AMÉRICO SILVA

Published at: 08/04/2026 09:00 PM

(Algem, El Nacional, Ruptura, April 1972)

  • On April 1, 1972, the guerrilla commander Américo Silva, 42, was assassinated by State Security Agencies, near the El Pao highway in San Félix, Bolivar state.
  • In January 1970, after the division of the Revolutionary Left Movement (MIR), Silva founded, together with a group of militants, the Red Flag Party (BR), in which he was active until the day he fell in combat.
  • He co-founded the Ezequiel Zamora Guerrilla Front (FGEZ) in Cerro el Bachiller, Miranda state and, later, of the Antonio José de Sucre Guerrilla Front (FGAJS), which operated in the states of Monagas, Anzoátegui, Sucre and in the eastern plains of Venezuela.
  • Son of Alberto Tirado and Marcolina Silva, he studied elementary school at the Escuela Cacique Aguasay, in Aragua de Maturín, edo.
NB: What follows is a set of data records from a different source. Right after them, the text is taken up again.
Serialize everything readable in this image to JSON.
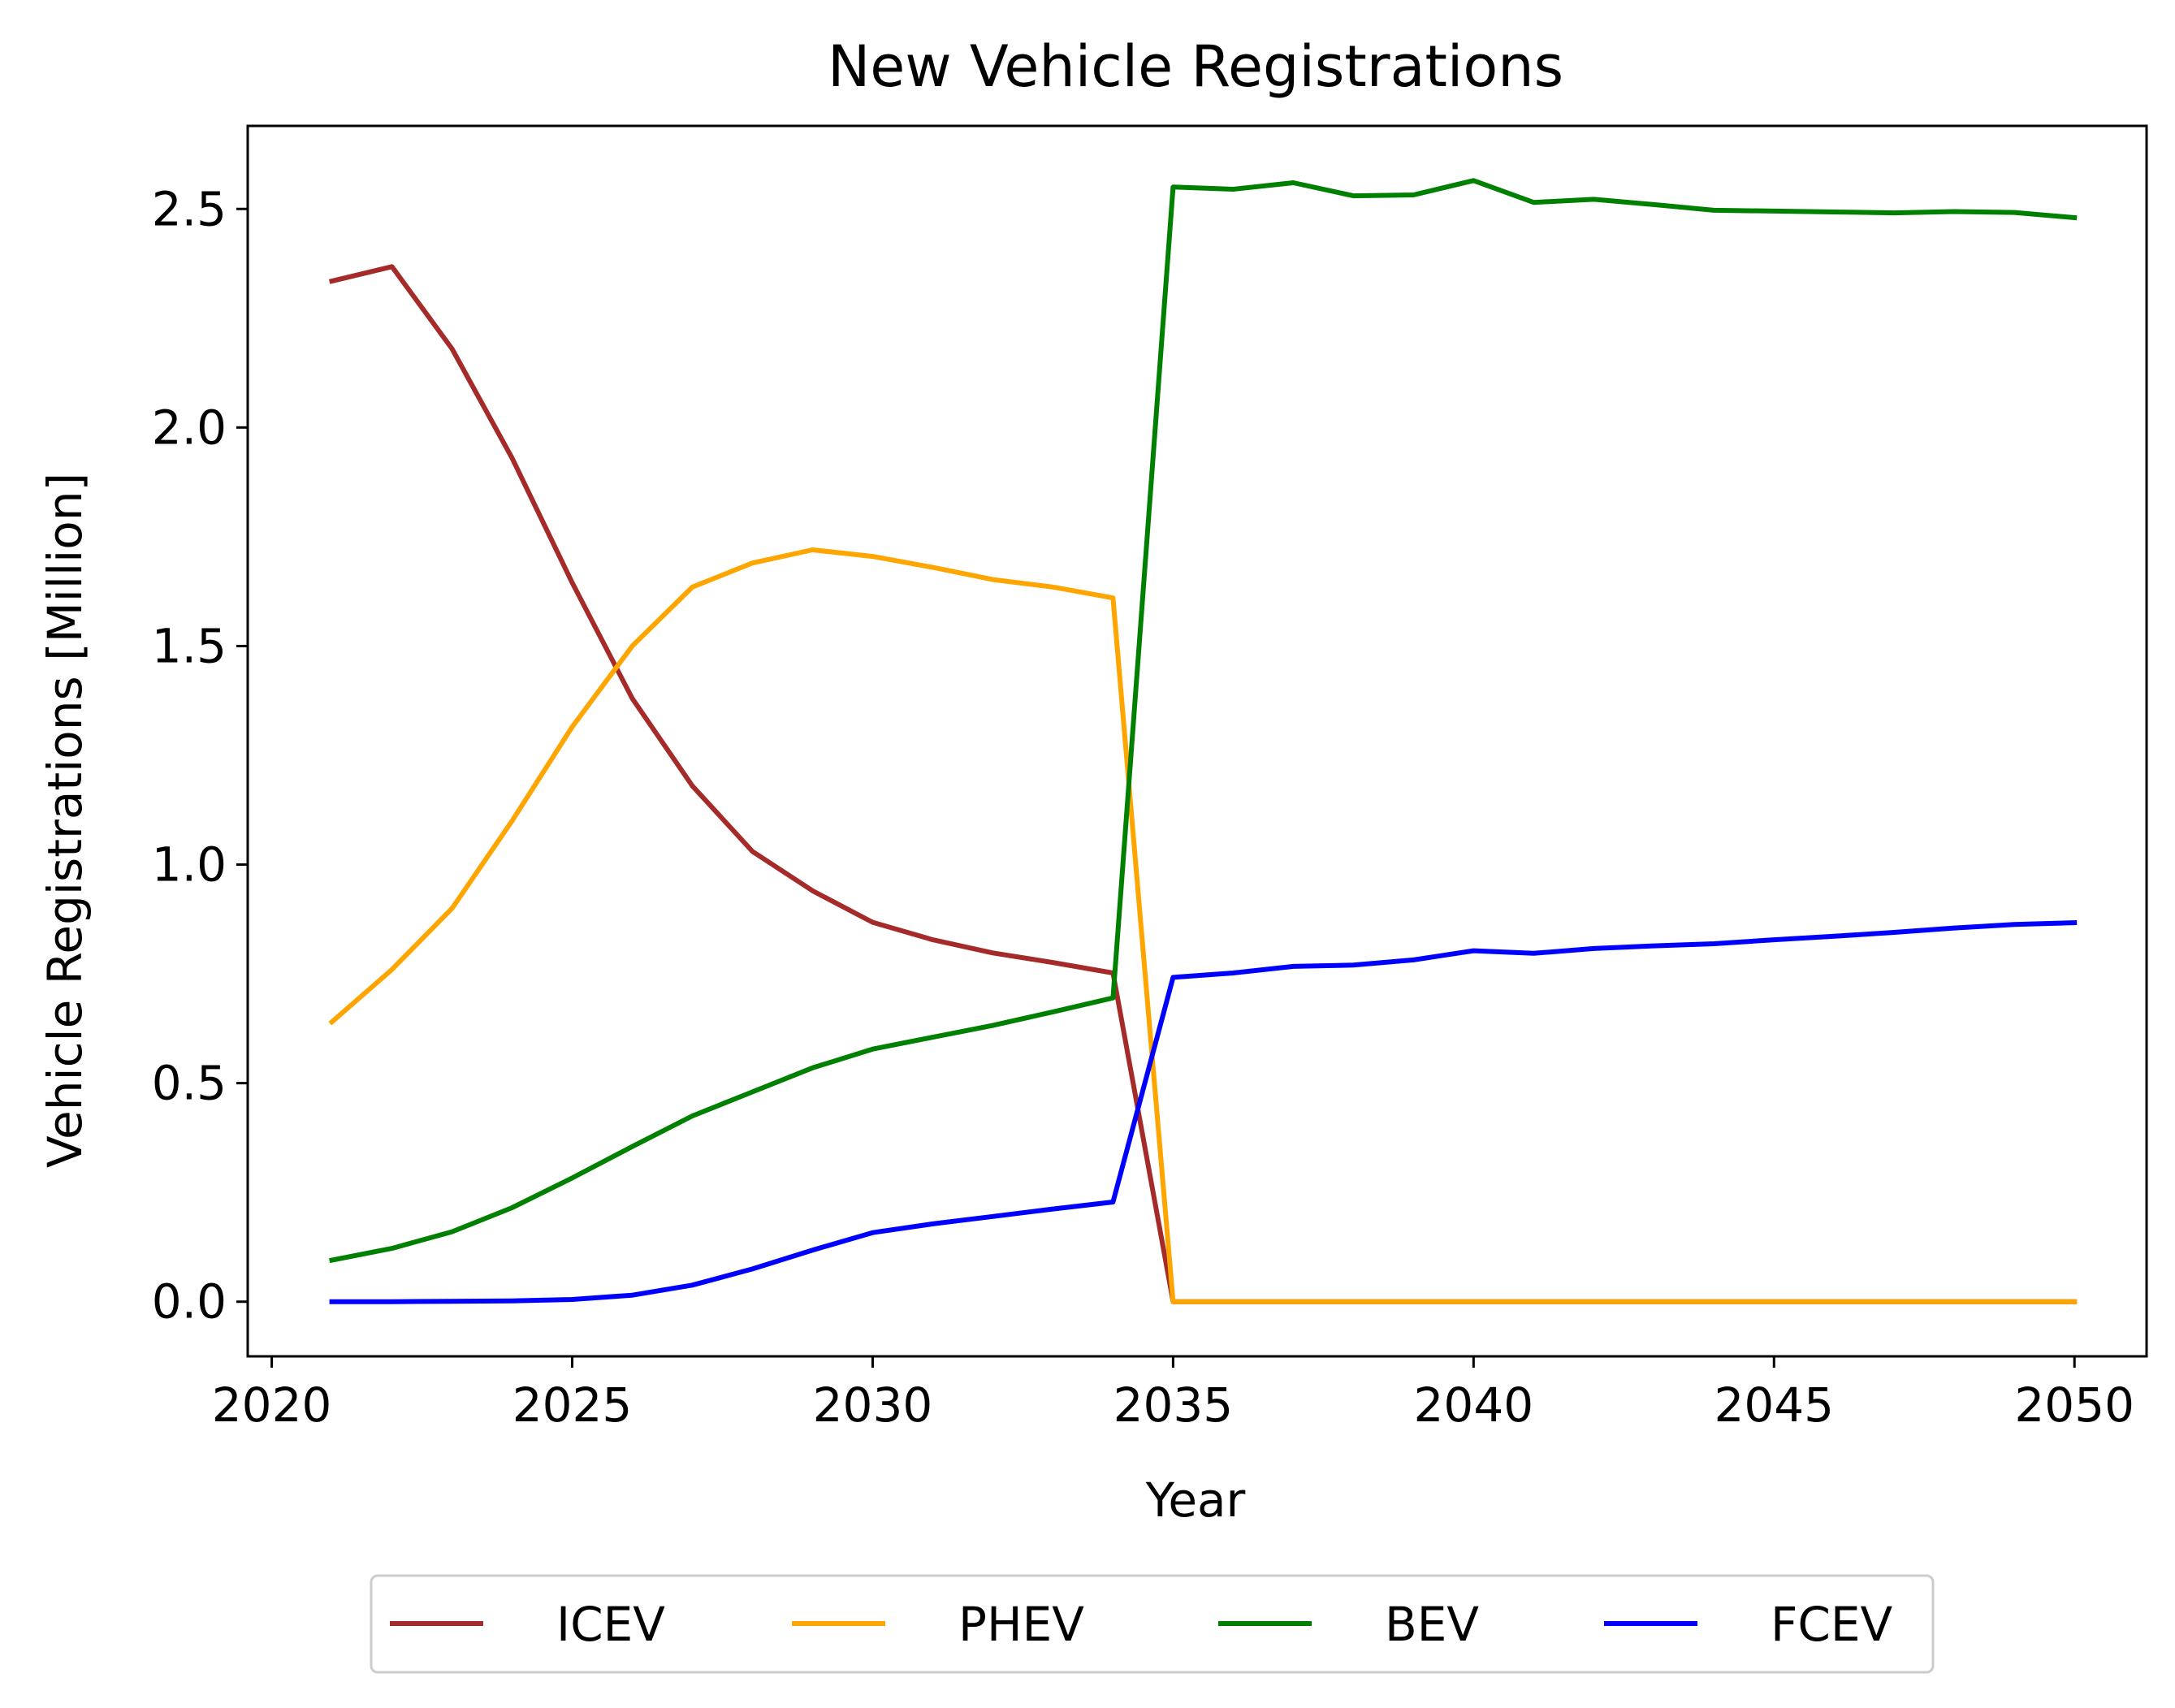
{
  "chart_data": {
    "type": "line",
    "title": "New Vehicle Registrations",
    "xlabel": "Year",
    "ylabel": "Vehicle Registrations [Million]",
    "xlim": [
      2019.6,
      2051.2
    ],
    "ylim": [
      -0.125,
      2.69
    ],
    "xticks": [
      2020,
      2025,
      2030,
      2035,
      2040,
      2045,
      2050
    ],
    "yticks": [
      0.0,
      0.5,
      1.0,
      1.5,
      2.0,
      2.5
    ],
    "xtick_labels": [
      "2020",
      "2025",
      "2030",
      "2035",
      "2040",
      "2045",
      "2050"
    ],
    "ytick_labels": [
      "0.0",
      "0.5",
      "1.0",
      "1.5",
      "2.0",
      "2.5"
    ],
    "grid": false,
    "legend_position": "bottom-center-outside",
    "x": [
      2021,
      2022,
      2023,
      2024,
      2025,
      2026,
      2027,
      2028,
      2029,
      2030,
      2031,
      2032,
      2033,
      2034,
      2035,
      2036,
      2037,
      2038,
      2039,
      2040,
      2041,
      2042,
      2043,
      2044,
      2045,
      2046,
      2047,
      2048,
      2049,
      2050
    ],
    "series": [
      {
        "name": "ICEV",
        "color": "#a52a2a",
        "values": [
          2.335,
          2.368,
          2.18,
          1.93,
          1.645,
          1.38,
          1.18,
          1.03,
          0.94,
          0.868,
          0.828,
          0.798,
          0.776,
          0.752,
          0.0,
          0.0,
          0.0,
          0.0,
          0.0,
          0.0,
          0.0,
          0.0,
          0.0,
          0.0,
          0.0,
          0.0,
          0.0,
          0.0,
          0.0,
          0.0
        ]
      },
      {
        "name": "PHEV",
        "color": "#ffa500",
        "values": [
          0.64,
          0.76,
          0.9,
          1.1,
          1.315,
          1.5,
          1.635,
          1.69,
          1.72,
          1.705,
          1.68,
          1.652,
          1.635,
          1.61,
          0.0,
          0.0,
          0.0,
          0.0,
          0.0,
          0.0,
          0.0,
          0.0,
          0.0,
          0.0,
          0.0,
          0.0,
          0.0,
          0.0,
          0.0,
          0.0
        ]
      },
      {
        "name": "BEV",
        "color": "#008000",
        "values": [
          0.095,
          0.122,
          0.16,
          0.215,
          0.283,
          0.355,
          0.425,
          0.48,
          0.535,
          0.578,
          0.605,
          0.632,
          0.663,
          0.695,
          2.55,
          2.545,
          2.56,
          2.53,
          2.532,
          2.565,
          2.515,
          2.522,
          2.51,
          2.497,
          2.495,
          2.493,
          2.491,
          2.494,
          2.492,
          2.48
        ]
      },
      {
        "name": "FCEV",
        "color": "#0000ff",
        "values": [
          0.0,
          0.0,
          0.001,
          0.002,
          0.005,
          0.015,
          0.038,
          0.075,
          0.118,
          0.158,
          0.178,
          0.195,
          0.212,
          0.228,
          0.742,
          0.752,
          0.767,
          0.77,
          0.782,
          0.803,
          0.797,
          0.808,
          0.814,
          0.819,
          0.828,
          0.836,
          0.845,
          0.855,
          0.863,
          0.867
        ]
      }
    ]
  }
}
Monagas, where he was born on March 16, 1933.
  • From a very young age, he began his first ties as a revolutionary militant with Simón Sáez Mérida, Joaquín Blanco, Víctor Soto Rojas, “El Chema” Saher and Trino Barrios.
  • He formed a family with Argelia Velázquez, his life partner and clandestine struggles, from whose union Hildemar Antonio, Italo Américo and Víctor Ricardo “Mao” were born.
  • He ventured into the fight against the dictatorship of General Marcos Pérez Jiménez, from the ranks of the Youth of Democratic Action (AD), in San Félix and Ciudad Piar, Bolívar state.
  • He worked at the Orinoco Iron Mining Company as a railroad conductor, from where he accompanied the working class in their struggles to rescue the organization of the trade union movement.
  • He also excelled in defending peasant families, victims of eviction from their land by the National Guard (GN), which carried out dispossession for the benefit of transnational corporations.
  • After the division of AD, in 1960, he participated in the founding of the MIR.
  • He traveled to Cuba with other internationalists to carry out training and training tasks.
  • He returned to Venezuela on May 8, 1967, in what was known as “The Machurucuto Landing”.